Attacked from the port side at 0740, Fletcher-class destroyer Luce shot down one attacker, but its exploding bomb disabled the ship’s electrical system and a second kamikaze scored a hit astern that sank it with 126 crewmen dead.

A fighter and three low-flying Alfs also crashed into the destroyer Morrison, which went down with 152 of its crew.

That left the destroyer Ingraham, blazing away with its antiaircraft guns while VF-83 took on its suicidal assailants. A Nakajima Ki.84 “Frank” fighter crashed into the destroyer, killing 15 crewmen.

Still the Alfs came.

McPherson recalled:

I was flying wing on the division leader, Lieutenant Carlos Soffe, and we soon determined that the Alfs were so slow that there would only be time for a short burst from the rear. We overshot the first one, but I got the second one. The division leader then ordered us to split up our formation and get all of them that we could. So we lowered our landing flaps and wheels to slow us down even more and then succeeded in getting in quick bursts; that helped me score the second one. I received the DFC with stars for the second and third victories. Carlos Soffe was also credited with three air to air victories.

McPherson destroyed a third Alf at 0915, bringing his overall tally to five and acedom.

Total Navy and Marine claims that day came to 167; VF-83 accounted for 34 of them.

“Years since then I was thinking,” McPherson observed in retrospect, “what is more important to success in a war; my shooting down a Jap Zero and killing one pilot or shooting down one older kamikaze and saving the lives of many Navy personnel?”

I have never felt as good about my accomplishments in the war as I was when I received a phone call from Frank Jones, a gunner from the Ingraham, thanking me for saving them from being sunk. He commented that we pilots were really brave as we were coming right on in to protect them when we knew that they were shooting at that same plane. As a result of their ship reunion, they sent me a large photo of the ship with 37 signatures attached!”

By the end of the war VF-83 was credited with 137 victories for the loss of only six pilots. It produced 11 aces, the highest-scoring of whom were aces in a day.

Separated from active service on Nov. 23, 1945 with the Distinguished Flying Cross, Air Medal and three gold stars, McPherson completed his Navy Reserve obligation on Oct. 1, 1956.
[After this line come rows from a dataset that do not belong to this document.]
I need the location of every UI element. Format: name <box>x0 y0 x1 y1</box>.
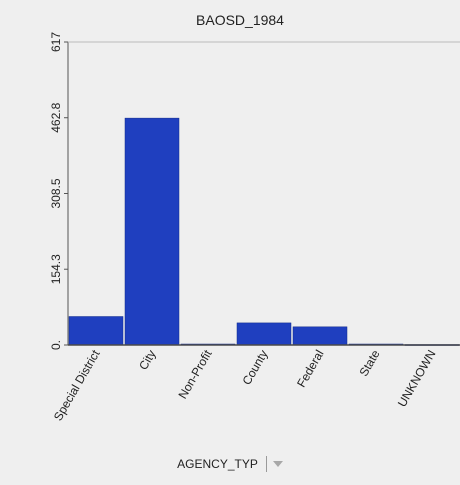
field-separator <box>265 456 267 472</box>
x-tick-label: State <box>356 347 382 379</box>
y-tick-label: 154.3 <box>49 254 63 284</box>
bar-county[interactable] <box>236 322 292 346</box>
x-tick-label: Federal <box>294 348 326 390</box>
chevron-down-icon[interactable] <box>272 461 283 467</box>
y-tick-label: 0. <box>49 340 63 350</box>
y-tick-label: 308.5 <box>49 178 63 208</box>
x-tick-labels: Special District City Non-Profit County Fede… <box>51 347 439 423</box>
x-tick-label: City <box>136 348 158 373</box>
y-tick-label: 617 <box>49 32 63 52</box>
bars <box>68 117 460 346</box>
bar-city[interactable] <box>124 117 180 346</box>
y-tick-label: 462.8 <box>49 102 63 132</box>
y-ticks: 0. 154.3 308.5 462.8 617 <box>49 32 68 350</box>
chart-title: BAOSD_1984 <box>196 12 284 28</box>
bar-federal[interactable] <box>292 326 348 346</box>
bar-special-district[interactable] <box>68 316 124 346</box>
x-tick-label: Non-Profit <box>175 347 214 401</box>
x-tick-label: UNKNOWN <box>395 348 439 410</box>
x-tick-label: County <box>239 348 270 388</box>
x-axis-label: AGENCY_TYP <box>177 457 258 471</box>
x-axis-field-selector: AGENCY_TYP <box>0 456 460 472</box>
x-tick-label: Special District <box>51 347 103 423</box>
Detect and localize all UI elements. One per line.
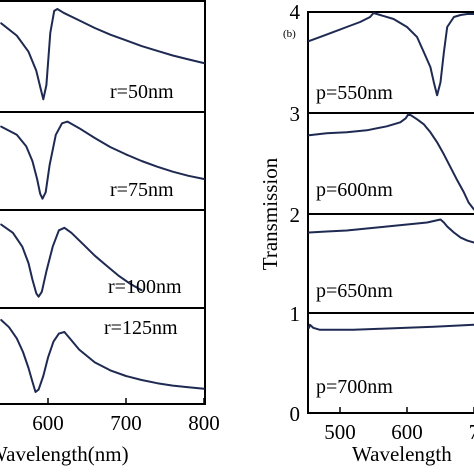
panel-b-y-axis-title: Transmission	[258, 157, 282, 270]
panel-b-x-axis-title: Wavelength	[352, 442, 452, 466]
panel-b-subplot-4-frame	[307, 312, 474, 414]
panel-b-series-p550-line	[308, 12, 474, 97]
panel-b-y-tick-label-2: 2	[290, 203, 301, 227]
panel-a-subplot-2-frame	[0, 111, 206, 211]
panel-b-series-label-p550: p=550nm	[316, 82, 393, 104]
panel-a-series-label-r75: r=75nm	[110, 179, 174, 201]
panel-b-y-tick-label-4: 4	[290, 0, 301, 24]
panel-b-panel-label: (b)	[283, 28, 296, 40]
panel-b-series-label-p600: p=600nm	[316, 179, 393, 201]
panel-b: (b) p=550nm p=600nm p=650nm p=700nm 4 3 …	[258, 0, 474, 466]
panel-a-series-r75-line	[0, 120, 205, 200]
panel-a-x-tick-label-600: 600	[32, 411, 64, 435]
panel-b-y-tick-label-0: 0	[290, 402, 301, 426]
panel-b-series-label-p700: p=700nm	[316, 376, 393, 398]
panel-b-series-label-p650: p=650nm	[316, 280, 393, 302]
panel-a-series-r100-line	[0, 223, 143, 298]
panel-b-y-tick-label-1: 1	[290, 302, 301, 326]
panel-b-x-tick-label-600: 600	[391, 420, 423, 444]
panel-a-subplot-4-frame	[0, 307, 206, 405]
panel-b-series-p650-line	[308, 218, 474, 244]
panel-b-x-tick-label-500: 500	[324, 420, 356, 444]
panel-a-x-tick-label-700: 700	[110, 411, 142, 435]
panel-a: r=50nm r=75nm r=100nm r=125nm 600 700 80…	[0, 0, 220, 466]
panel-a-series-label-r125: r=125nm	[104, 317, 178, 339]
panel-a-x-axis-title: Wavelength(nm)	[0, 442, 129, 466]
panel-b-series-p600-line	[308, 113, 474, 211]
panel-a-series-r125-line	[0, 319, 205, 393]
panel-a-series-r50-line	[0, 8, 205, 101]
panel-a-x-tick-label-800: 800	[188, 411, 220, 435]
panel-b-series-p700-line	[308, 323, 474, 331]
panel-a-series-label-r100: r=100nm	[108, 276, 182, 298]
panel-b-x-tick-label-700: 7	[469, 420, 474, 444]
panel-b-y-tick-label-3: 3	[290, 102, 301, 126]
panel-a-series-label-r50: r=50nm	[110, 81, 174, 103]
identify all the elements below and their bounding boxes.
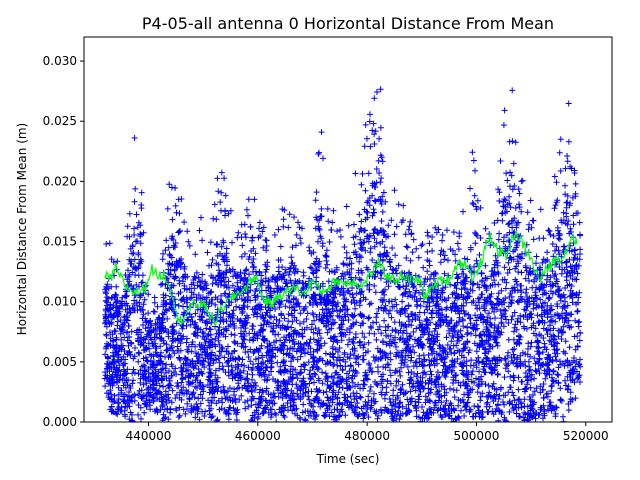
y-tick-label: 0.015 xyxy=(43,235,77,249)
x-tick-label: 520000 xyxy=(563,429,609,443)
y-tick-label: 0.020 xyxy=(43,174,77,188)
plot-frame xyxy=(83,36,613,423)
y-axis: 0.000 0.005 0.010 0.015 0.020 0.025 0.030 xyxy=(43,54,84,429)
chart-title: P4-05-all antenna 0 Horizontal Distance … xyxy=(142,14,554,33)
x-tick-label: 440000 xyxy=(126,429,172,443)
y-tick-label: 0.010 xyxy=(43,295,77,309)
y-tick-label: 0.030 xyxy=(43,54,77,68)
y-tick-label: 0.025 xyxy=(43,114,77,128)
running-mean-series xyxy=(104,230,578,327)
y-axis-label: Horizontal Distance From Mean (m) xyxy=(15,123,29,335)
x-tick-label: 480000 xyxy=(344,429,390,443)
x-tick-label: 460000 xyxy=(235,429,281,443)
plot-area xyxy=(101,86,584,422)
y-tick-label: 0.005 xyxy=(43,355,77,369)
running-mean-line xyxy=(104,230,578,327)
x-tick-label: 500000 xyxy=(454,429,500,443)
x-axis: 440000 460000 480000 500000 520000 xyxy=(126,422,609,443)
x-axis-label: Time (sec) xyxy=(316,452,380,466)
y-tick-label: 0.000 xyxy=(43,415,77,429)
distance-points xyxy=(101,86,584,422)
horizontal-distance-series xyxy=(101,86,584,422)
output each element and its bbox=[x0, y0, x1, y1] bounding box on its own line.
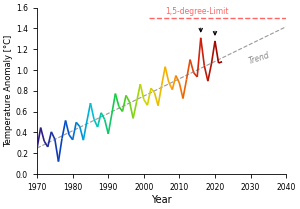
X-axis label: Year: Year bbox=[151, 195, 172, 205]
Text: Trend: Trend bbox=[247, 51, 270, 66]
Y-axis label: Temperature Anomaly [°C]: Temperature Anomaly [°C] bbox=[4, 35, 13, 147]
Text: 1,5-degree-Limit: 1,5-degree-Limit bbox=[165, 7, 229, 16]
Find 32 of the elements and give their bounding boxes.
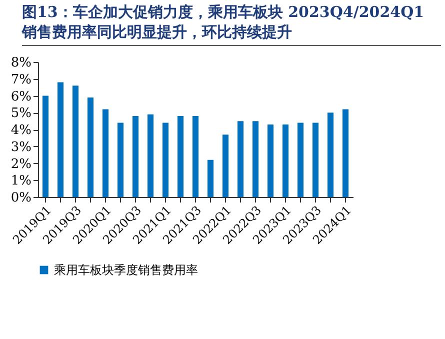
chart-title: 图13：车企加大促销力度，乘用车板块 2023Q4/2024Q1 销售费用率同比明显提升，环比持续提升 — [22, 0, 441, 46]
bar — [148, 114, 154, 197]
y-tick-label: 7% — [10, 72, 32, 88]
bar — [282, 124, 288, 197]
bar — [252, 121, 258, 197]
bar — [178, 116, 184, 197]
bar — [58, 82, 64, 197]
bar — [328, 112, 334, 197]
bar — [42, 96, 48, 197]
bar — [222, 134, 228, 197]
bar — [192, 116, 198, 197]
bar — [342, 109, 348, 197]
bar — [312, 122, 318, 197]
legend-label: 乘用车板块季度销售费用率 — [54, 263, 198, 277]
y-tick-label: 2% — [10, 156, 32, 172]
bar — [208, 160, 214, 197]
bar — [72, 86, 78, 197]
bar — [238, 121, 244, 197]
y-tick-label: 1% — [10, 174, 32, 189]
y-tick-label: 3% — [10, 140, 32, 155]
y-tick-label: 0% — [10, 190, 32, 206]
y-tick-label: 4% — [10, 123, 32, 138]
bar — [118, 122, 124, 197]
bar — [268, 124, 274, 197]
bar — [132, 116, 138, 197]
bar — [162, 122, 168, 197]
bar — [102, 109, 108, 197]
y-tick-label: 6% — [10, 89, 32, 104]
bar — [88, 97, 94, 197]
y-tick-label: 8% — [10, 56, 32, 70]
bar — [298, 122, 304, 197]
y-tick-label: 5% — [10, 106, 32, 122]
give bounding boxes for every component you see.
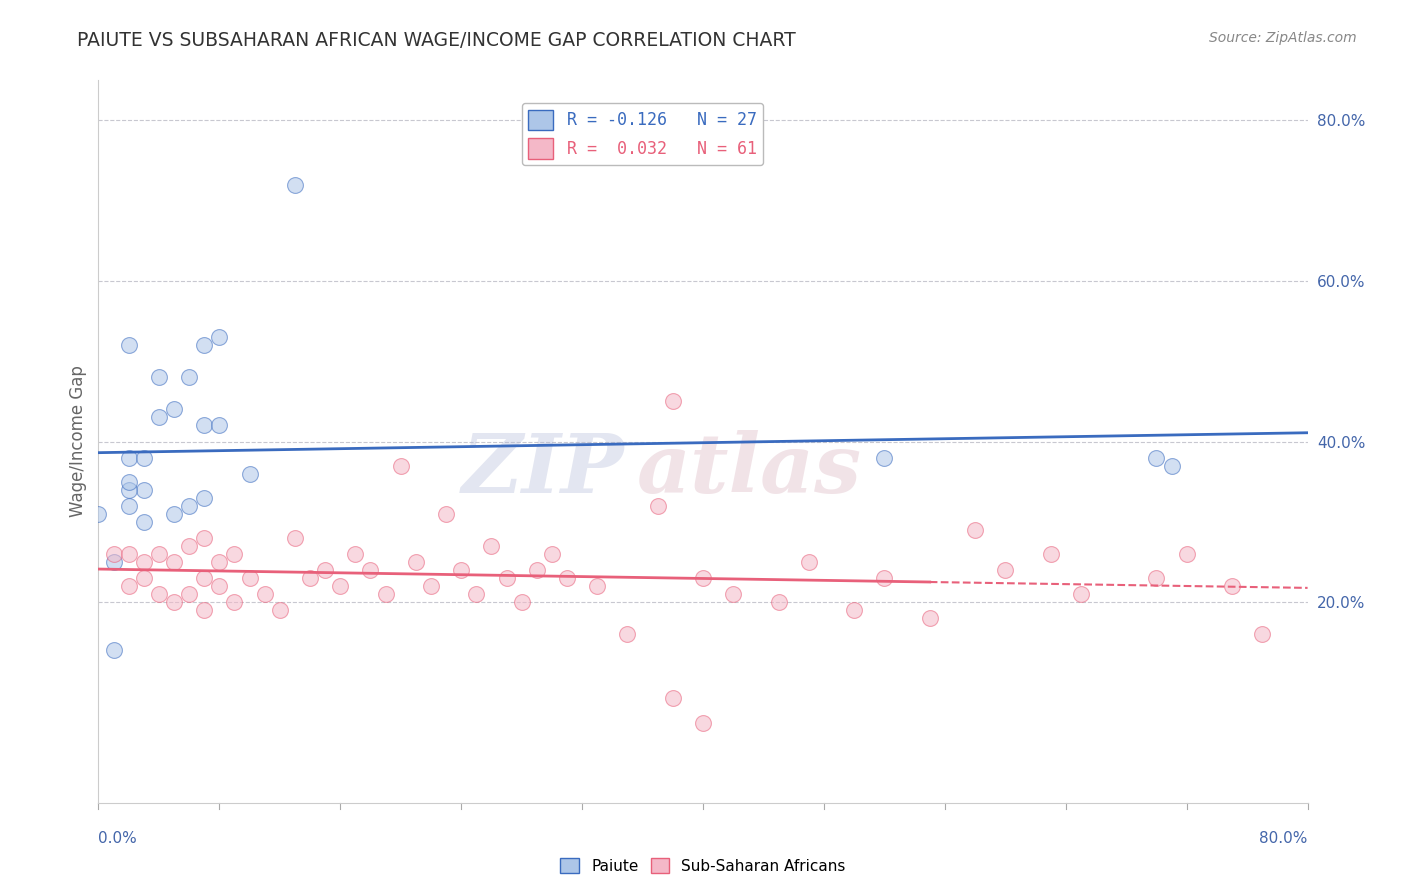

He then worked for the U.S. Postal Service as a rural mail carrier, retiring in 1988 to become a farmer. Alongside that, he coached youth sports and was the Boy Scout leader for Troop 280. In January 2015 he was named to the Nebraska Aviation Hall of Fame and on May 20 of that year he was one of 37 fighter aces awarded the Congressional Gold Medal in Washington, D.C.

On Sept. 28, 2024, McPherson once again took to the skies in a restored Hellcat fighter, telling KARE NBC at the time that the flight “Brought back some really, really cool memories.”

His exceptional life came around full circle on Aug. 14, 2025, when he died in Adams and buried in Highland Cemetery, Nebraska.